Part 4: Facing North, the Cableway and Retaining Wall, 9 AM
Rackstraw Downes ( American, 1939 )
Although the subject and location of this painting refer to the everyday, British painter Rackstraw Downes gives the scene an almost mystical quality. The wall, the triangular cableway structure above it, and the simultaneous arc of fuel smoke from a passing jet are locked together in time, representing a moment that the artist has recreated in oil paint through a meticulous and time-consuming process. Downes does not use a camera to prepare for his photorealistic scenes, but sketches the location repeatedly at specific times of day over an extended period of time. Instead of following traditional perspective, the lines of Downes' paintings curve slightly, reproducing the way a scene is pieced together by the human eye rather than by a camera lens.

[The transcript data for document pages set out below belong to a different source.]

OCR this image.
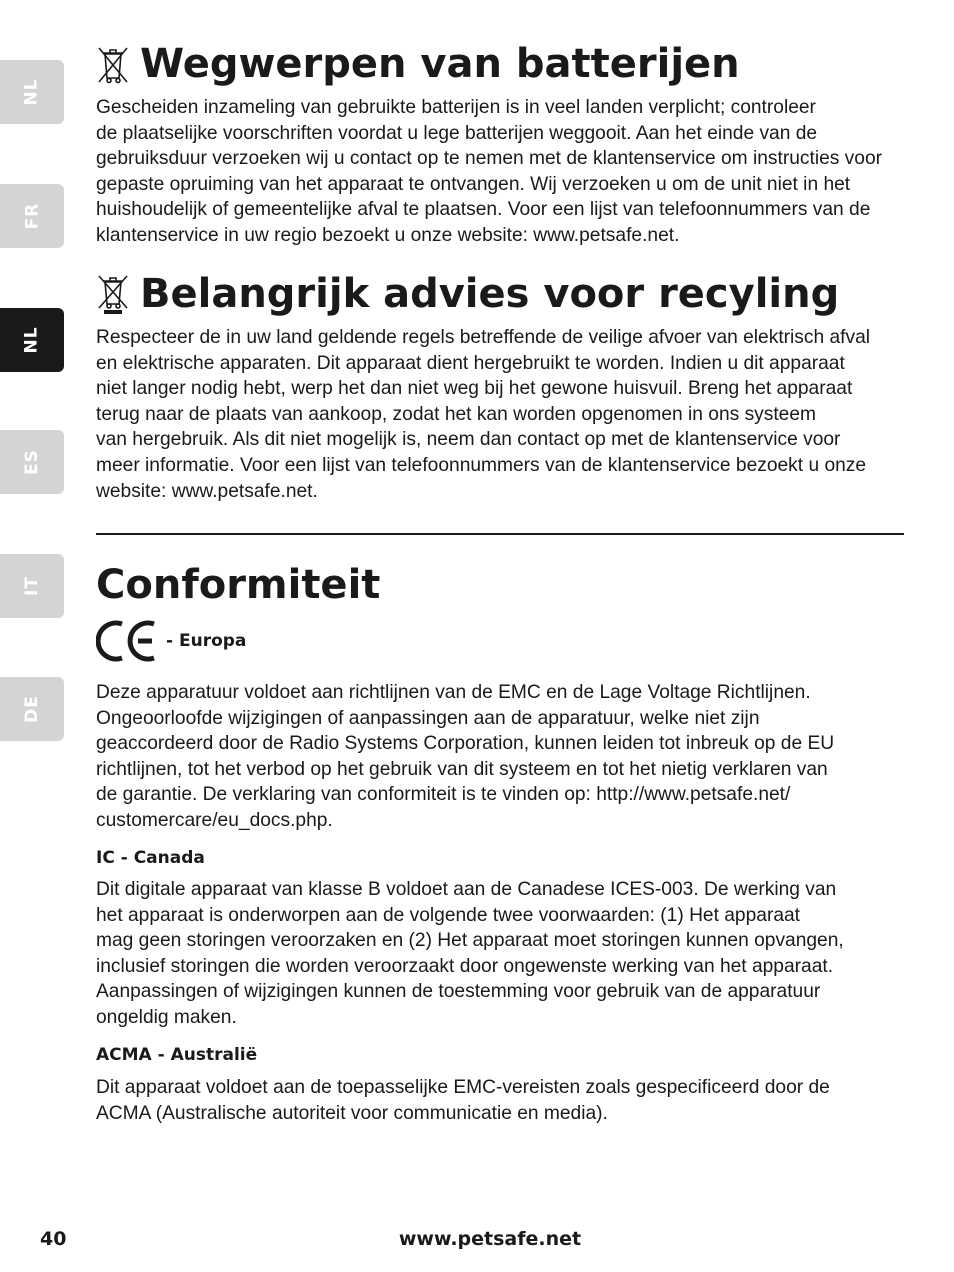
NL
FR
NL
ES
IT
DE
Wegwerpen van batterijen

Gescheiden inzameling van gebruikte batterijen is in veel landen verplicht; controleer
de plaatselijke voorschriften voordat u lege batterijen weggooit. Aan het einde van de
gebruiksduur verzoeken wij u contact op te nemen met de klantenservice om instructies voor
gepaste opruiming van het apparaat te ontvangen. Wij verzoeken u om de unit niet in het
huishoudelijk of gemeentelijke afval te plaatsen. Voor een lijst van telefoonnummers van de
klantenservice in uw regio bezoekt u onze website: www.petsafe.net.

Belangrijk advies voor recyling

Respecteer de in uw land geldende regels betreffende de veilige afvoer van elektrisch afval
en elektrische apparaten. Dit apparaat dient hergebruikt te worden. Indien u dit apparaat
niet langer nodig hebt, werp het dan niet weg bij het gewone huisvuil. Breng het apparaat
terug naar de plaats van aankoop, zodat het kan worden opgenomen in ons systeem
van hergebruik. Als dit niet mogelijk is, neem dan contact op met de klantenservice voor
meer informatie. Voor een lijst van telefoonnummers van de klantenservice bezoekt u onze
website: www.petsafe.net.

Conformiteit
- Europa

Deze apparatuur voldoet aan richtlijnen van de EMC en de Lage Voltage Richtlijnen.
Ongeoorloofde wijzigingen of aanpassingen aan de apparatuur, welke niet zijn
geaccordeerd door de Radio Systems Corporation, kunnen leiden tot inbreuk op de EU
richtlijnen, tot het verbod op het gebruik van dit systeem en tot het nietig verklaren van
de garantie. De verklaring van conformiteit is te vinden op: http://www.petsafe.net/
customercare/eu_docs.php.

IC - Canada

Dit digitale apparaat van klasse B voldoet aan de Canadese ICES-003. De werking van
het apparaat is onderworpen aan de volgende twee voorwaarden: (1) Het apparaat
mag geen storingen veroorzaken en (2) Het apparaat moet storingen kunnen opvangen,
inclusief storingen die worden veroorzaakt door ongewenste werking van het apparaat.
Aanpassingen of wijzigingen kunnen de toestemming voor gebruik van de apparatuur
ongeldig maken.

ACMA - Australië

Dit apparaat voldoet aan de toepasselijke EMC-vereisten zoals gespecificeerd door de
ACMA (Australische autoriteit voor communicatie en media).

40	www.petsafe.net
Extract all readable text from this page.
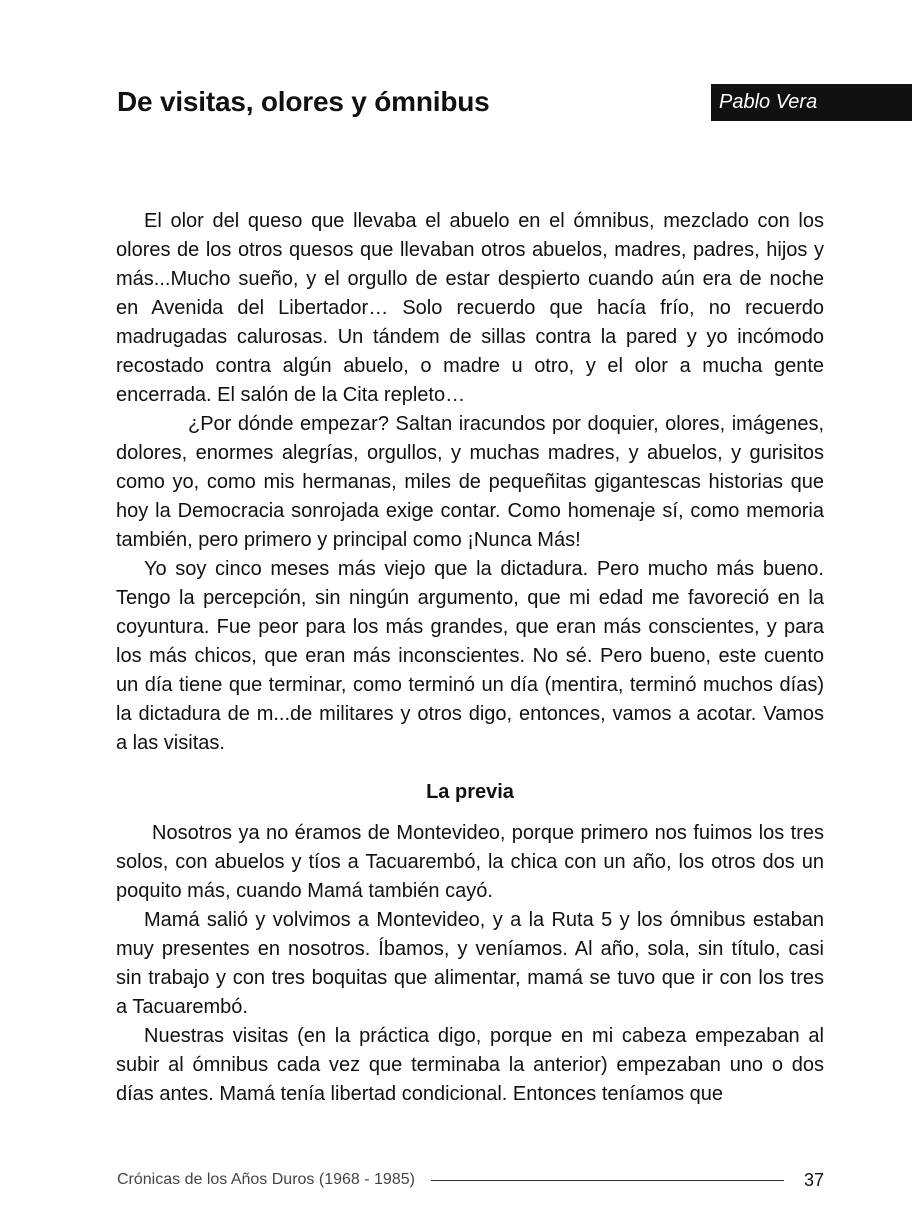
De visitas, olores y ómnibus	Pablo Vera

El olor del queso que llevaba el abuelo en el ómnibus, mezclado con los olores de los otros quesos que llevaban otros abuelos, madres, padres, hijos y más...Mucho sueño, y el orgullo de estar despierto cuando aún era de noche en Avenida del Libertador… Solo recuerdo que hacía frío, no recuerdo madrugadas calurosas. Un tándem de sillas contra la pared y yo incómodo recostado contra algún abuelo, o madre u otro, y el olor a mucha gente encerrada. El salón de la Cita repleto…

¿Por dónde empezar? Saltan iracundos por doquier, olores, imágenes, dolores, enormes alegrías, orgullos, y muchas madres, y abuelos, y gurisitos como yo, como mis hermanas, miles de pequeñitas gigantescas historias que hoy la Democracia sonrojada exige contar. Como homenaje sí, como memoria también, pero primero y principal como ¡Nunca Más!

Yo soy cinco meses más viejo que la dictadura. Pero mucho más bueno. Tengo la percepción, sin ningún argumento, que mi edad me favoreció en la coyuntura. Fue peor para los más grandes, que eran más conscientes, y para los más chicos, que eran más inconscientes. No sé. Pero bueno, este cuento un día tiene que terminar, como terminó un día (mentira, terminó muchos días) la dictadura de m...de militares y otros digo, entonces, vamos a acotar. Vamos a las visitas.

La previa

Nosotros ya no éramos de Montevideo, porque primero nos fuimos los tres solos, con abuelos y tíos a Tacuarembó, la chica con un año, los otros dos un poquito más, cuando Mamá también cayó.

Mamá salió y volvimos a Montevideo, y a la Ruta 5 y los ómnibus estaban muy presentes en nosotros. Íbamos, y veníamos. Al año, sola, sin título, casi sin trabajo y con tres boquitas que alimentar, mamá se tuvo que ir con los tres a Tacuarembó.

Nuestras visitas (en la práctica digo, porque en mi cabeza empezaban al subir al ómnibus cada vez que terminaba la anterior) empezaban uno o dos días antes. Mamá tenía libertad condicional. Entonces teníamos que

Crónicas de los Años Duros (1968 - 1985)	37
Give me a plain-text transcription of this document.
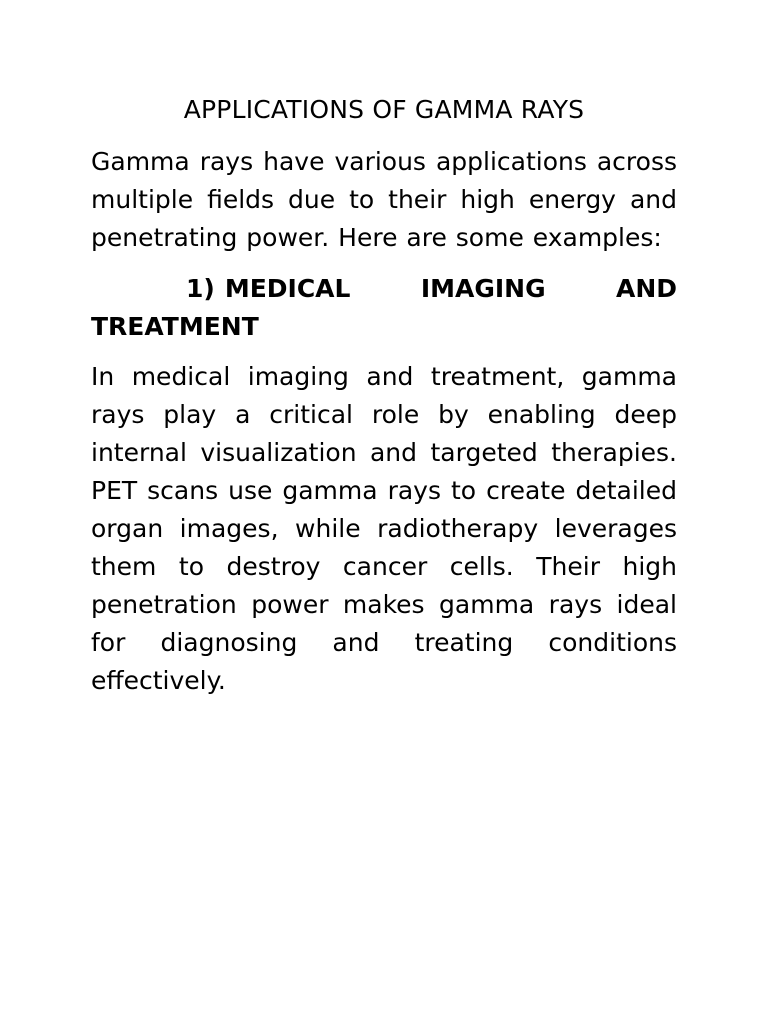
APPLICATIONS OF GAMMA RAYS

Gamma rays have various applications across multiple fields due to their high energy and penetrating power. Here are some examples:

1) MEDICAL IMAGING AND TREATMENT

In medical imaging and treatment, gamma rays play a critical role by enabling deep internal visualization and targeted therapies. PET scans use gamma rays to create detailed organ images, while radiotherapy leverages them to destroy cancer cells. Their high penetration power makes gamma rays ideal for diagnosing and treating conditions effectively.
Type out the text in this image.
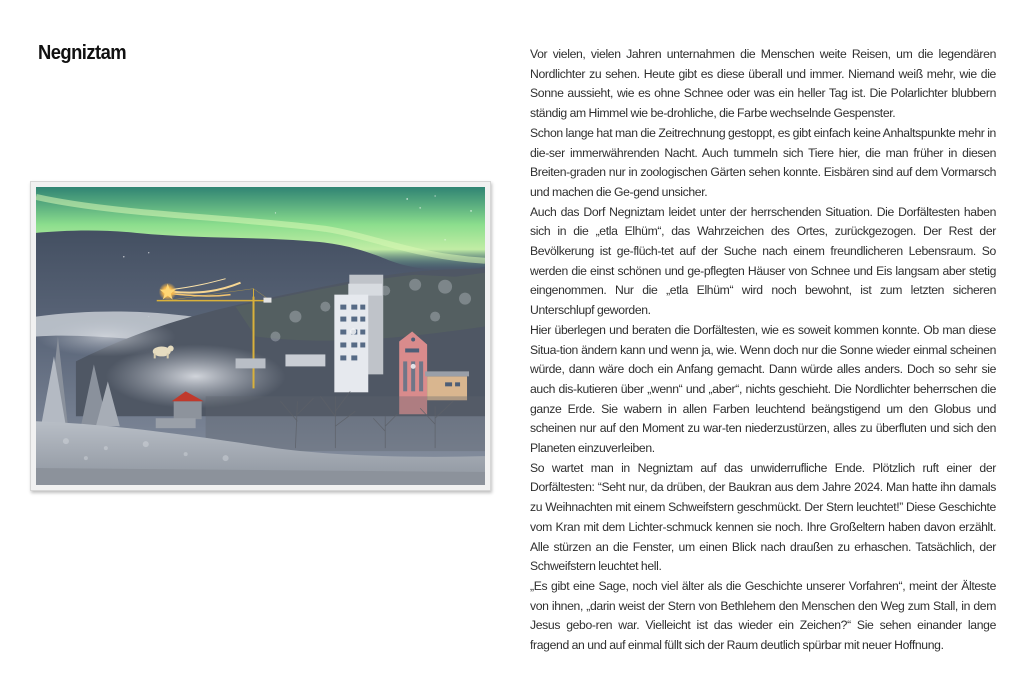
Negniztam	Vor vielen, vielen Jahren unternahmen die Menschen weite Reisen, um die legendären Nordlichter zu sehen. Heute gibt es diese überall und immer. Niemand weiß mehr, wie die Sonne aussieht, wie es ohne Schnee oder was ein heller Tag ist. Die Polarlichter blubbern ständig am Himmel wie be-drohliche, die Farbe wechselnde Gespenster.

Schon lange hat man die Zeitrechnung gestoppt, es gibt einfach keine Anhaltspunkte mehr in die-ser immerwährenden Nacht. Auch tummeln sich Tiere hier, die man früher in diesen Breiten-graden nur in zoologischen Gärten sehen konnte. Eisbären sind auf dem Vormarsch und machen die Ge-gend unsicher.

Auch das Dorf Negniztam leidet unter der herrschenden Situation. Die Dorfältesten haben sich in die „etla Elhüm“, das Wahrzeichen des Ortes, zurückgezogen. Der Rest der Bevölkerung ist ge-flüch-tet auf der Suche nach einem freundlicheren Lebensraum. So werden die einst schönen und ge-pflegten Häuser von Schnee und Eis langsam aber stetig eingenommen. Nur die „etla Elhüm“ wird noch bewohnt, ist zum letzten sicheren Unterschlupf geworden.

Hier überlegen und beraten die Dorfältesten, wie es soweit kommen konnte. Ob man diese Situa-tion ändern kann und wenn ja, wie. Wenn doch nur die Sonne wieder einmal scheinen würde, dann wäre doch ein Anfang gemacht. Dann würde alles anders. Doch so sehr sie auch dis-kutieren über „wenn“ und „aber“, nichts geschieht. Die Nordlichter beherrschen die ganze Erde. Sie wabern in allen Farben leuchtend beängstigend um den Globus und scheinen nur auf den Moment zu war-ten niederzustürzen, alles zu überfluten und sich den Planeten einzuverleiben.

So wartet man in Negniztam auf das unwiderrufliche Ende. Plötzlich ruft einer der Dorfältesten: “Seht nur, da drüben, der Baukran aus dem Jahre 2024. Man hatte ihn damals zu Weihnachten mit einem Schweifstern geschmückt. Der Stern leuchtet!” Diese Geschichte vom Kran mit dem Lichter-schmuck kennen sie noch. Ihre Großeltern haben davon erzählt. Alle stürzen an die Fenster, um einen Blick nach draußen zu erhaschen. Tatsächlich, der Schweifstern leuchtet hell.

„Es gibt eine Sage, noch viel älter als die Geschichte unserer Vorfahren“, meint der Älteste von ihnen, „darin weist der Stern von Bethlehem den Menschen den Weg zum Stall, in dem Jesus gebo-ren war. Vielleicht ist das wieder ein Zeichen?“ Sie sehen einander lange fragend an und auf einmal füllt sich der Raum deutlich spürbar mit neuer Hoffnung.
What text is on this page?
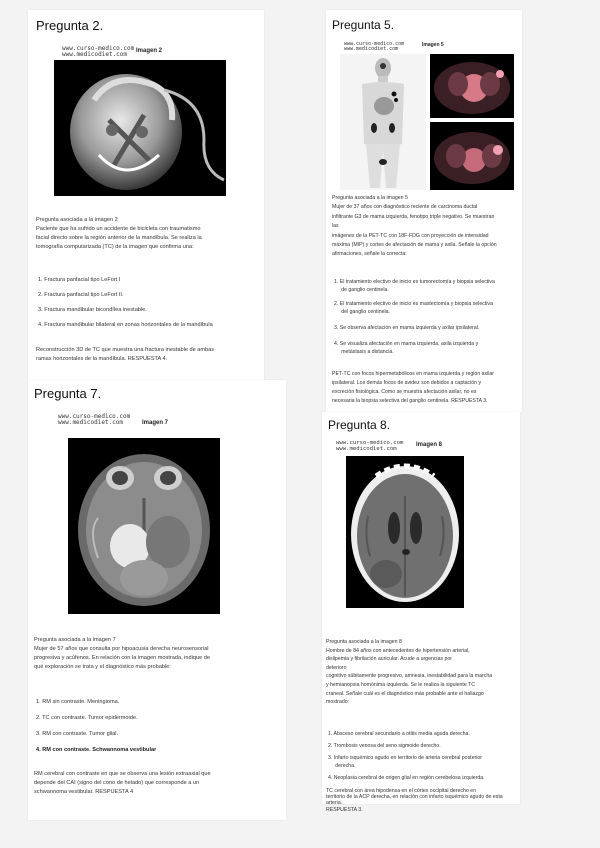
Pregunta 2.
www.curso-medico.com
www.medicodiet.com	Imagen 2

Pregunta asociada a la imagen 2

Paciente que ha sufrido un accidente de bicicleta con traumatismo

facial directo sobre la región anterior de la mandíbula. Se realiza la

tomografía computarizada (TC) de la imagen que confirma una:

1. Fractura panfacial tipo LeFort I
2. Fractura panfacial tipo LeFort II.
3. Fractura mandibular bicondílea inestable.
4. Fractura mandibular bilateral en zonas horizontales de la mandíbula

Reconstrucción 3D de TC que muestra una fractura inestable de ambas

ramas horizontales de la mandíbula. RESPUESTA 4.

Pregunta 5.
www.curso-medico.com
www.medicodiet.com
Imagen 5

Pregunta asociada a la imagen 5

Mujer de 37 años con diagnóstico reciente de carcinoma ductal

infiltrante G3 de mama izquierda, fenotipo triple negativo. Se muestran

las

imágenes de la PET-TC con 18F-FDG con proyección de intensidad

máxima (MIP) y cortes de afectación de mama y axila. Señale la opción

afirmaciones, señale la correcta:

1. El tratamiento electivo de inicio es tumorectomía y biopsia selectiva
de ganglio centinela.
2. El tratamiento electivo de inicio es mastectomía y biopsia selectiva
del ganglio centinela.
3. Se observa afectación en mama izquierda y axilar ipsilateral.
4. Se visualiza afectación en mama izquierda, axila izquierda y
metástasis a distancia.

PET-TC con focos hipermetabólicos en mama izquierda y región axilar

ipsilateral. Los demás focos de avidez son debidos a captación y

excreción fisiológica. Como se muestra afectación axilar, no es

necesaria la biopsia selectiva del ganglio centinela. RESPUESTA 3.

Pregunta 7.
www.curso-medico.com
www.medicodiet.com	Imagen 7

Pregunta asociada a la imagen 7

Mujer de 57 años que consulta por hipoacusia derecha neurosensorial

progresiva y acúfenos. En relación con la imagen mostrada, indique de

qué exploración se trata y el diagnóstico más probable:

1. RM sin contraste. Meningioma.
2. TC con contraste. Tumor epidermoide.
3. RM con contraste. Tumor glial.
4. RM con contraste. Schwannoma vestibular

RM cerebral con contraste en que se observa una lesión extraaxial que

depende del CAI (signo del cono de helado) que corresponde a un

schwannoma vestibular. RESPUESTA 4

Pregunta 8.
www.curso-medico.com
www.medicodiet.com
Imagen 8

Pregunta asociada a la imagen 8

Hombre de 84 años con antecedentes de hipertensión arterial,

dislipemia y fibrilación auricular. Acude a urgencias por

deterioro

cognitivo súbitamente progresivo, amnesia, inestabilidad para la marcha

y hemianopsia homónima izquierda. Se le realiza la siguiente TC

craneal. Señale cuál es el diagnóstico más probable ante el hallazgo

mostrado:

1. Absceso cerebral secundario a otitis media aguda derecha.
2. Trombosis venosa del seno sigmoide derecho.
3. Infarto isquémico agudo en territorio de arteria cerebral posterior
derecha.
4. Neoplasia cerebral de origen glial en región cerebelosa izquierda.

TC cerebral con área hipodensa en el córtex occipital derecho en

territorio de la ACP derecha, en relación con infarto isquémico agudo de esta arteria.

RESPUESTA 3.
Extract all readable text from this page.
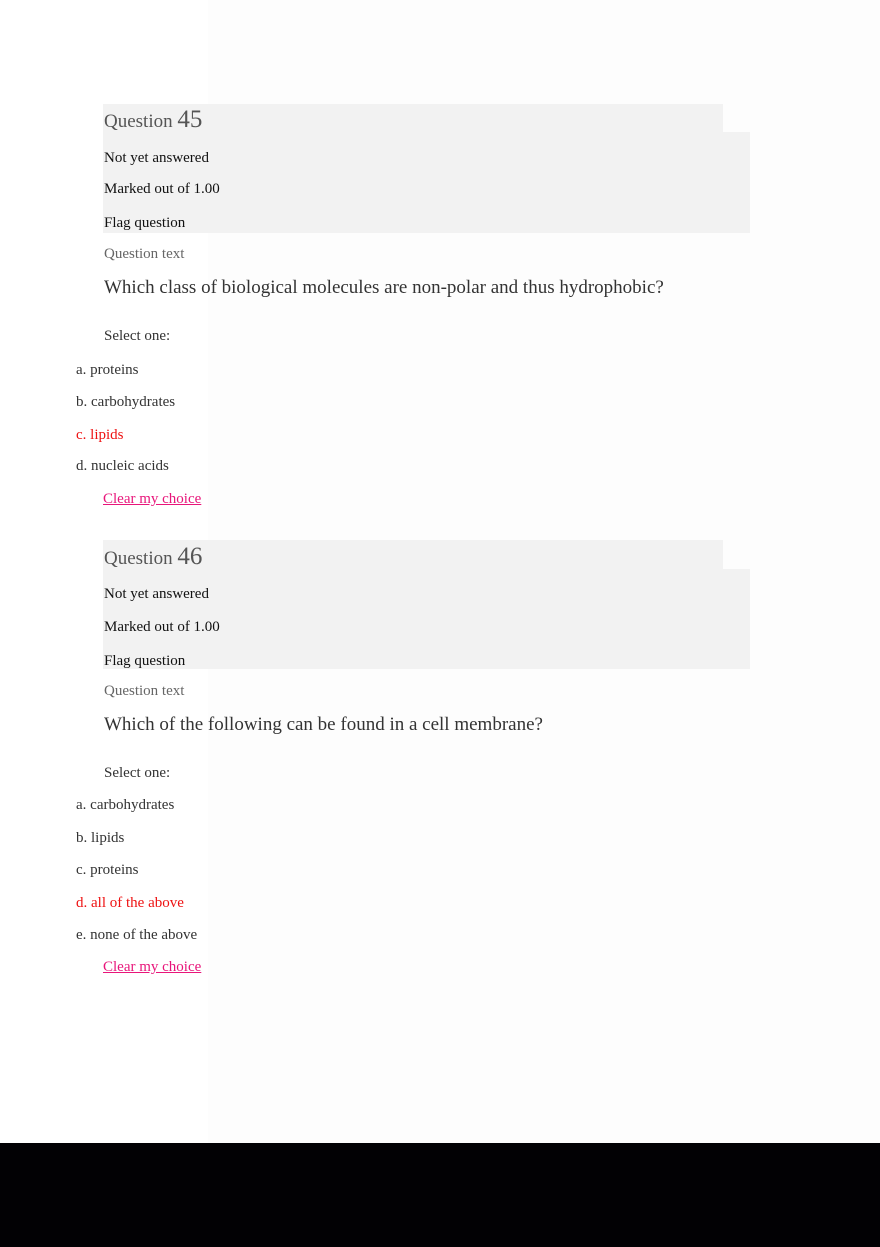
Question 45
Not yet answered
Marked out of 1.00
Flag question
Question text
Which class of biological molecules are non-polar and thus hydrophobic?
Select one:
a. proteins
b. carbohydrates
c. lipids
d. nucleic acids
Clear my choice
Question 46
Not yet answered
Marked out of 1.00
Flag question
Question text
Which of the following can be found in a cell membrane?
Select one:
a. carbohydrates
b. lipids
c. proteins
d. all of the above
e. none of the above
Clear my choice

For Downes, this assembly of visual information is crucial: "I'm interested in the idea of completeness, of wholeness, of inclusion." While Downes bases his imagery directly in the natural and man-made world that surrounds him, his work consciously takes Realism to task, bending and manipulating it and remaining in dialogue with the work of artists whose enterprise, at first glance, seems far removed from his own.
Charles Wylie, DMA Label copy, 2005.
Rackstraw Downes has had two solo exhibitions at the Chinati Foundation in Marfa, Texas, including one of the series to which this painting belongs.
Downes spends part of his time in Presidio, Texas, and is intimately connected with the land where this work is painted.